I dare say, una nota sobre Augur 2.0 de Karen Langevin
En el material publicitario leemos que Augur era un personaje de la Antigua Roma encargado de hacer presagios basándose en el vuelo de los pájaros. No lo sabía, pero me encontré en un estado similar de sortilegio mirando a Langevin retroceder en el espacio casi al final del evento. Se fue aérea, envuelta en nuestro agradecimiento. El sonido de Joel Rodríguez y los visuales de vídeo de Arnaldo Bagué habían conjurado con ella para descifrar el porvenir de varios espectadores y brindarles respuestas a sus importantes preguntas.
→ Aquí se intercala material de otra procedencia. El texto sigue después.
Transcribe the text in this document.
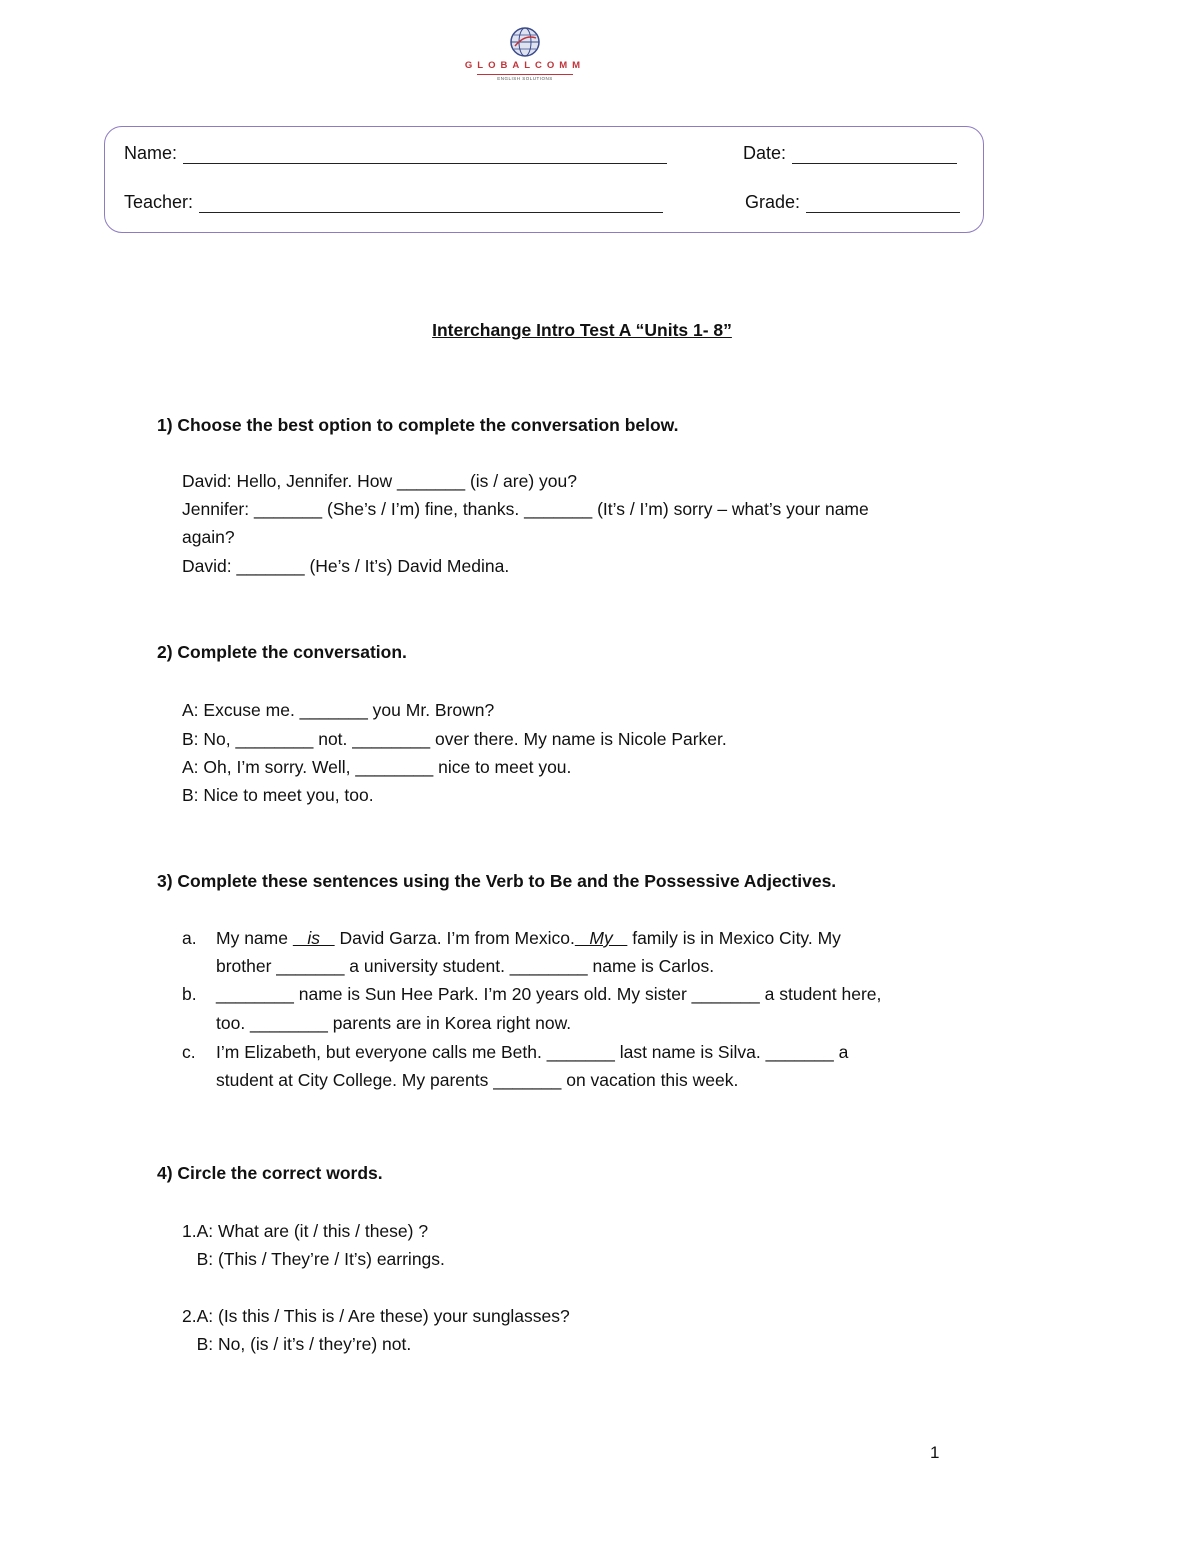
GLOBALCOMM
ENGLISH SOLUTIONS
Name:	Date:
Teacher:	Grade:
Interchange Intro Test A “Units 1- 8”
1) Choose the best option to complete the conversation below.
David: Hello, Jennifer. How _______ (is / are) you?
Jennifer: _______ (She’s / I’m) fine, thanks. _______ (It’s / I’m) sorry – what’s your name
again?
David: _______ (He’s / It’s) David Medina.
2) Complete the conversation.
A: Excuse me. _______ you Mr. Brown?
B: No, ________ not. ________ over there. My name is Nicole Parker.
A: Oh, I’m sorry. Well, ________ nice to meet you.
B: Nice to meet you, too.
3) Complete these sentences using the Verb to Be and the Possessive Adjectives.
a. My name    is    David Garza. I’m from Mexico.   My    family is in Mexico City. My
brother _______ a university student. ________ name is Carlos.
b. ________ name is Sun Hee Park. I’m 20 years old. My sister _______ a student here,
too. ________ parents are in Korea right now.
c. I’m Elizabeth, but everyone calls me Beth. _______ last name is Silva. _______ a
student at City College. My parents _______ on vacation this week.
4) Circle the correct words.
1.A: What are (it / this / these) ?
B: (This / They’re / It’s) earrings.
2.A: (Is this / This is / Are these) your sunglasses?
B: No, (is / it’s / they’re) not.
1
Dice el comunicado de prensa que Augur es una reflexión sobre “el tiempo, la presencia y el presagio”. Yo entendí que se trataba del lenguaje. El movimiento de Langevin, la iluminación del espacio a cargo de Juan Fernando Morales, y los lenguajes escénicos que mencioné arriba jugaron entre sí y con el espacio hasta encontrar un libreto multi-formas que en ese vaivén cilíndrico del Polvorín avanzaba y retrocedía transformando el punto focal, las tonalidades y temperaturas, las relaciones entre los artistas y entre ellos y nosotros, y nuestra capacidad para escuchar. ¡Qué difícil es que el lenguaje hablado, «el común, el de todos los días”, forme parte de ese juego de signos y significaciones en el espacio escénico junto a todos los demás! Que no irrumpa con mayor autoridad. Que no frene la creación imaginativa que cada uno de nosotros está hilvanando con su propio hilo como testigos y coautores de la pieza.
De inicio, el discurso filosófico de Augur 2.0 entorpeció ese proceso para esta espectadora. En el momento en que empezaba a sentir que los enunciados amenazaban con borrar el mundo que la pieza estaba creando, yo con ella, deseé que el decir dejara de ser coherente. En ese mismo instante, Langevin comenzó a hablar de atrás pa’lante, en una jeringonza fonética, antesala de los presagios por venir. ¿Conjuro de estos?
En Augur 2.0 tuvimos la dicha de quedar envueltos en un tejido sensorial tan rico y diverso que lo mismo recuerdo una nube de pájaros negros (que escuché), que una montaña plácida pero sicodélica al amanecer (que vi en el techo), que la definición del límite del delicado piso de madera por el cuerpo de la bailarina. Las palabras dijeron, el sonido creó, las imágenes bailaron, el baile dibujó materias geológicas diversas y en transformación dentro de los contornos del cuerpo femenino. Esa confluencia de lenguajes, me parece, resulta de la confianza y familiaridad entre los colaboradores y sus elementos. Familiaridad y confianza que son prerrequisitos del riesgo, el juego, el hallazgo. Y así fue que fuimos testigos del oráculo de la colaboración artística. Porque llamados a la improvisación, todos los presentes comulgamos en la confianza de ese conjuro terrenal, en el devenir de un presente hecho por todos.